5 thoughts on “Elizabeth: Bookstore Romance Day

  1. I knew about Bookstore Romance Day because some of the local bookstores had asked our chapter to provide authors for panels and podcasts, so the chapter put out an appeal. I would have loved to attend just to support the idea, but it wasn’t possible. Still, I think it’s great to celebrate and advertise and promote romance novels, because there’s definitely a stigma about them, particularly from people who don’t read them. So the bookstore push could make them more acceptable to that part of the public. Although $1 billion in sales: you’d think that would be quite substantial acceptability.

    • Is that stigma coming from that same group of people who only read “literature” and sneer at “genre-fiction”? I can’t imagine who else would be looking down on a billion-dollar industry.

      I do definitely remember reading romances in high-school and having a friend who despaired over the fact and wanted to know if I was ever going to read “real books”, which in her world-view meant science-fiction.

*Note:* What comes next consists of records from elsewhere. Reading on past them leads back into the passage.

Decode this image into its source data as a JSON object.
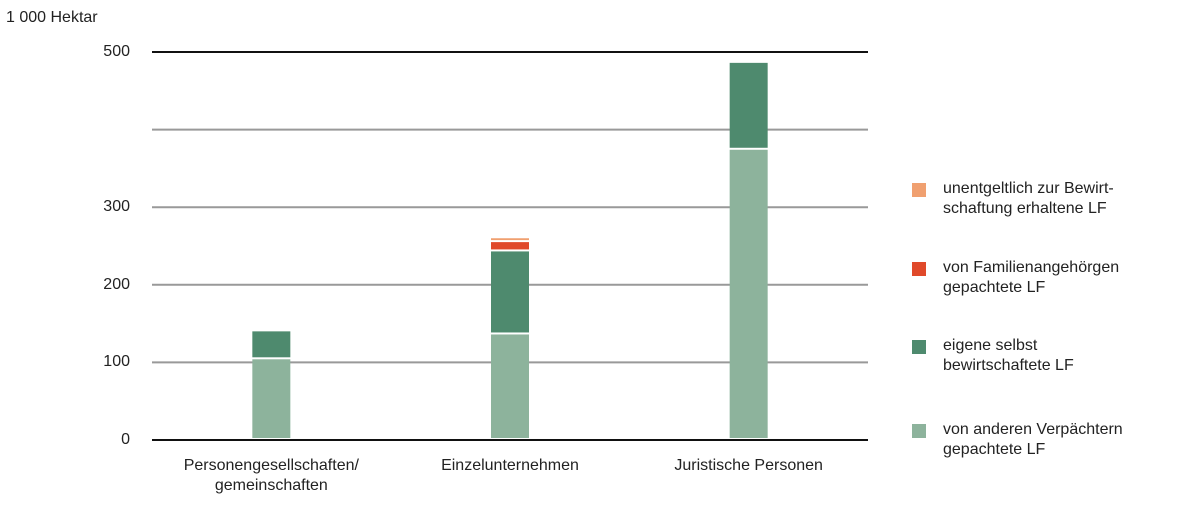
{
  "chart_data": {
    "type": "stacked_bar",
    "y_unit_label": "1 000 Hektar",
    "categories": [
      "Personengesellschaften/\ngemeinschaften",
      "Einzelunternehmen",
      "Juristische Personen"
    ],
    "series": [
      {
        "name": "von anderen Verpächtern\ngepachtete LF",
        "color": "#8db39c",
        "values": [
          104,
          136,
          374
        ]
      },
      {
        "name": "eigene selbst\nbewirtschaftete LF",
        "color": "#4e8a6e",
        "values": [
          36,
          107,
          112
        ]
      },
      {
        "name": "von Familienangehörgen\ngepachtete LF",
        "color": "#e0492a",
        "values": [
          0,
          12,
          0
        ]
      },
      {
        "name": "unentgeltlich zur Bewirt-\nschaftung erhaltene LF",
        "color": "#f0a070",
        "values": [
          0,
          5,
          0
        ]
      }
    ],
    "ylim": [
      0,
      500
    ],
    "yticks": [
      0,
      100,
      200,
      300,
      500
    ],
    "gridlines": [
      0,
      100,
      200,
      300,
      400,
      500
    ],
    "grid": true
  }
}
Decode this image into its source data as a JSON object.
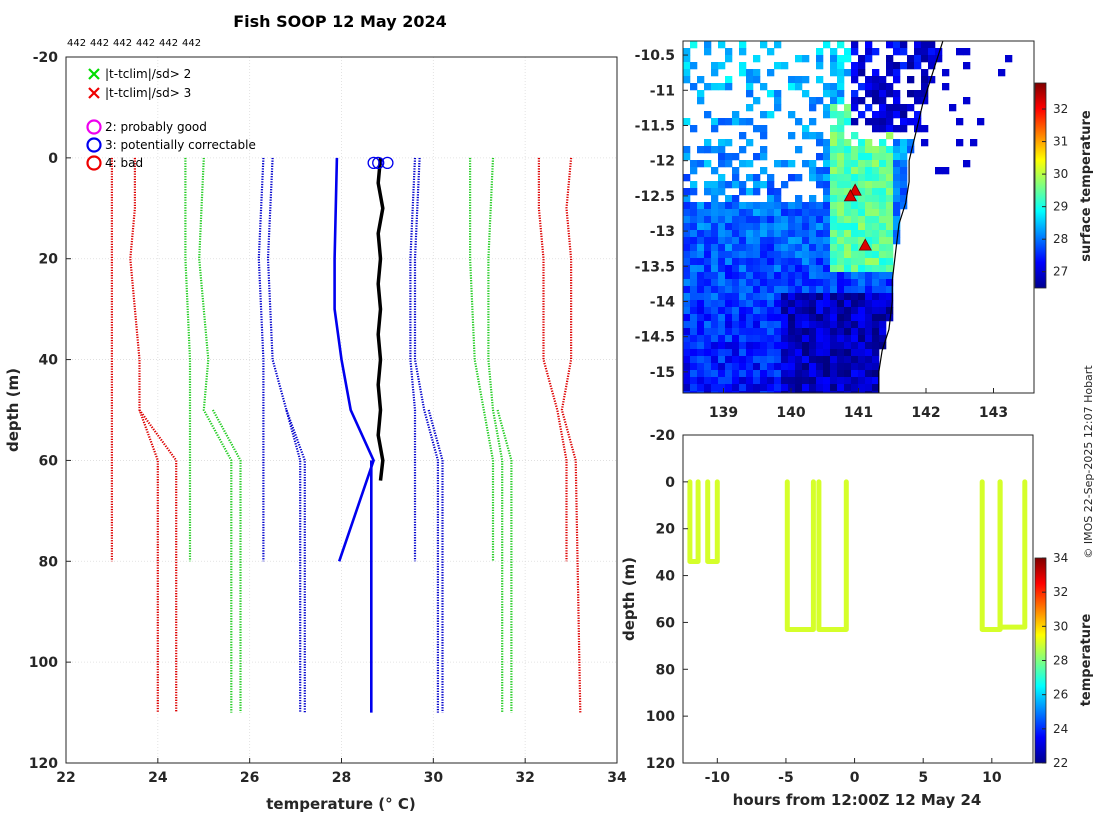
{
  "title": "Fish SOOP 12 May 2024",
  "credit": "© IMOS 22-Sep-2025 12:07 Hobart",
  "chart_data": [
    {
      "type": "line",
      "name": "profile",
      "xlabel": "temperature (° C)",
      "ylabel": "depth (m)",
      "xlim": [
        22,
        34
      ],
      "ylim": [
        -20,
        120
      ],
      "y_inverted": true,
      "grid": true,
      "x_ticks": [
        22,
        24,
        26,
        28,
        30,
        32,
        34
      ],
      "y_ticks": [
        -20,
        0,
        20,
        40,
        60,
        80,
        100,
        120
      ],
      "top_labels": [
        "442",
        "442",
        "442",
        "442",
        "442",
        "442"
      ],
      "legend": {
        "position": "top-left",
        "entries": [
          {
            "marker": "x",
            "color": "#00dd00",
            "label": "|t-tclim|/sd> 2"
          },
          {
            "marker": "x",
            "color": "#ee0000",
            "label": "|t-tclim|/sd> 3"
          },
          {
            "marker": "o",
            "color": "#ee00ee",
            "label": "2: probably good"
          },
          {
            "marker": "o",
            "color": "#0000ee",
            "label": "3: potentially correctable"
          },
          {
            "marker": "o",
            "color": "#ee0000",
            "label": "4: bad"
          }
        ]
      },
      "series": [
        {
          "name": "clim-low-3sd-a",
          "color": "#dd0000",
          "style": "dotted",
          "depth": [
            0,
            20,
            40,
            50,
            60,
            80
          ],
          "temp": [
            23.0,
            23.0,
            23.0,
            23.0,
            23.0,
            23.0
          ]
        },
        {
          "name": "clim-high-3sd-a",
          "color": "#dd0000",
          "style": "dotted",
          "depth": [
            0,
            10,
            20,
            40,
            50,
            60,
            80
          ],
          "temp": [
            32.3,
            32.3,
            32.4,
            32.4,
            32.7,
            32.9,
            32.9
          ]
        },
        {
          "name": "clim-low-3sd-b",
          "color": "#dd0000",
          "style": "dotted",
          "depth": [
            0,
            10,
            20,
            40,
            50,
            60,
            110
          ],
          "temp": [
            23.5,
            23.5,
            23.4,
            23.6,
            23.6,
            24.0,
            24.0
          ]
        },
        {
          "name": "clim-high-3sd-b",
          "color": "#dd0000",
          "style": "dotted",
          "depth": [
            0,
            10,
            20,
            40,
            50,
            60,
            110
          ],
          "temp": [
            33.0,
            32.9,
            33.0,
            33.0,
            32.8,
            33.1,
            33.2
          ]
        },
        {
          "name": "clim-low-3sd-c",
          "color": "#dd0000",
          "style": "dotted",
          "depth": [
            50,
            60,
            110
          ],
          "temp": [
            23.6,
            24.4,
            24.4
          ]
        },
        {
          "name": "clim-low-2sd-a",
          "color": "#22cc22",
          "style": "dotted",
          "depth": [
            0,
            20,
            40,
            50,
            60,
            80
          ],
          "temp": [
            24.6,
            24.6,
            24.7,
            24.7,
            24.7,
            24.7
          ]
        },
        {
          "name": "clim-high-2sd-a",
          "color": "#22cc22",
          "style": "dotted",
          "depth": [
            0,
            20,
            40,
            50,
            60,
            80
          ],
          "temp": [
            30.8,
            30.8,
            30.9,
            31.1,
            31.3,
            31.3
          ]
        },
        {
          "name": "clim-low-2sd-b",
          "color": "#22cc22",
          "style": "dotted",
          "depth": [
            0,
            20,
            40,
            50,
            60,
            110
          ],
          "temp": [
            25.0,
            24.9,
            25.1,
            25.0,
            25.6,
            25.6
          ]
        },
        {
          "name": "clim-high-2sd-b",
          "color": "#22cc22",
          "style": "dotted",
          "depth": [
            0,
            20,
            40,
            50,
            60,
            110
          ],
          "temp": [
            31.3,
            31.2,
            31.2,
            31.3,
            31.5,
            31.5
          ]
        },
        {
          "name": "clim-low-2sd-c",
          "color": "#22cc22",
          "style": "dotted",
          "depth": [
            50,
            60,
            110
          ],
          "temp": [
            25.2,
            25.8,
            25.8
          ]
        },
        {
          "name": "clim-high-2sd-c",
          "color": "#22cc22",
          "style": "dotted",
          "depth": [
            50,
            60,
            110
          ],
          "temp": [
            31.4,
            31.7,
            31.7
          ]
        },
        {
          "name": "clim-low-1sd-a",
          "color": "#0000cc",
          "style": "dotted",
          "depth": [
            0,
            20,
            40,
            50,
            60,
            80
          ],
          "temp": [
            26.3,
            26.2,
            26.3,
            26.3,
            26.3,
            26.3
          ]
        },
        {
          "name": "clim-high-1sd-a",
          "color": "#0000cc",
          "style": "dotted",
          "depth": [
            0,
            20,
            40,
            50,
            60,
            80
          ],
          "temp": [
            29.6,
            29.5,
            29.5,
            29.6,
            29.6,
            29.6
          ]
        },
        {
          "name": "clim-low-1sd-b",
          "color": "#0000cc",
          "style": "dotted",
          "depth": [
            0,
            20,
            40,
            50,
            60,
            110
          ],
          "temp": [
            26.5,
            26.4,
            26.5,
            26.8,
            27.1,
            27.1
          ]
        },
        {
          "name": "clim-high-1sd-b",
          "color": "#0000cc",
          "style": "dotted",
          "depth": [
            0,
            20,
            40,
            50,
            60,
            110
          ],
          "temp": [
            29.7,
            29.6,
            29.6,
            29.8,
            30.1,
            30.1
          ]
        },
        {
          "name": "clim-low-1sd-c",
          "color": "#0000cc",
          "style": "dotted",
          "depth": [
            50,
            60,
            110
          ],
          "temp": [
            26.8,
            27.2,
            27.2
          ]
        },
        {
          "name": "clim-high-1sd-c",
          "color": "#0000cc",
          "style": "dotted",
          "depth": [
            50,
            60,
            110
          ],
          "temp": [
            29.9,
            30.2,
            30.2
          ]
        },
        {
          "name": "clim-mean-a",
          "color": "#0000ee",
          "style": "solid",
          "depth": [
            0,
            20,
            30,
            40,
            50,
            60,
            80
          ],
          "temp": [
            27.9,
            27.85,
            27.85,
            28.0,
            28.2,
            28.7,
            27.95
          ]
        },
        {
          "name": "clim-mean-b",
          "color": "#0000ee",
          "style": "solid",
          "depth": [
            60,
            110
          ],
          "temp": [
            28.65,
            28.65
          ]
        },
        {
          "name": "observed",
          "color": "#000000",
          "style": "solid",
          "depth": [
            0,
            5,
            10,
            15,
            20,
            25,
            30,
            35,
            40,
            45,
            50,
            55,
            60,
            64
          ],
          "temp": [
            28.85,
            28.8,
            28.9,
            28.8,
            28.85,
            28.8,
            28.85,
            28.8,
            28.85,
            28.8,
            28.85,
            28.8,
            28.9,
            28.85
          ]
        }
      ],
      "qc_circles": {
        "color": "#0000ee",
        "depth": [
          1,
          1,
          1
        ],
        "temp": [
          28.7,
          28.8,
          29.0
        ]
      }
    },
    {
      "type": "heatmap",
      "name": "map",
      "colorbar_label": "surface temperature",
      "xlim": [
        138.4,
        143.6
      ],
      "ylim": [
        -15.3,
        -10.3
      ],
      "x_ticks": [
        139,
        140,
        141,
        142,
        143
      ],
      "y_ticks": [
        -10.5,
        -11,
        -11.5,
        -12,
        -12.5,
        -13,
        -13.5,
        -14,
        -14.5,
        -15
      ],
      "y_tick_labels": [
        "-10.5",
        "-11",
        "-11.5",
        "-12",
        "-12.5",
        "-13",
        "-13.5",
        "-14",
        "-14.5",
        "-15"
      ],
      "clim": [
        26.5,
        32.8
      ],
      "colorbar_ticks": [
        27,
        28,
        29,
        30,
        31,
        32
      ],
      "track_markers": [
        {
          "lon": 140.95,
          "lat": -12.42,
          "color": "#dd0000"
        },
        {
          "lon": 140.88,
          "lat": -12.5,
          "color": "#dd0000"
        },
        {
          "lon": 141.1,
          "lat": -13.2,
          "color": "#dd0000"
        }
      ]
    },
    {
      "type": "scatter",
      "name": "time-depth",
      "xlabel": "hours from 12:00Z 12 May 24",
      "ylabel": "depth (m)",
      "colorbar_label": "temperature",
      "xlim": [
        -12.5,
        13.0
      ],
      "ylim": [
        -20,
        120
      ],
      "y_inverted": true,
      "x_ticks": [
        -10,
        -5,
        0,
        5,
        10
      ],
      "y_ticks": [
        -20,
        0,
        20,
        40,
        60,
        80,
        100,
        120
      ],
      "clim": [
        22,
        34
      ],
      "colorbar_ticks": [
        22,
        24,
        26,
        28,
        30,
        32,
        34
      ],
      "point_temp": 29.0,
      "casts": [
        {
          "t0": -12.0,
          "t1": -11.4,
          "max_depth": 34
        },
        {
          "t0": -10.7,
          "t1": -10.0,
          "max_depth": 34
        },
        {
          "t0": -4.9,
          "t1": -3.0,
          "max_depth": 63
        },
        {
          "t0": -2.6,
          "t1": -0.6,
          "max_depth": 63
        },
        {
          "t0": 9.3,
          "t1": 10.6,
          "max_depth": 63
        },
        {
          "t0": 10.6,
          "t1": 12.4,
          "max_depth": 62
        }
      ]
    }
  ]
}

      • I think the stigma is from the “literature” people. You know, the ones who like to read depressing books in which the characters never change. Not to be a reverse snob. 🙂

  2. Pingback: Michille: Read-A-Romance Month – Eight Ladies Writing

  3. I talked to the lady who owns the local bookstore that stocks my books about participating. She felt August wasn’t great timing–people’s budgets are tied up with back-to-school. She offered to do something in November, though, so I’m going to ask my chapter to support that when it happens.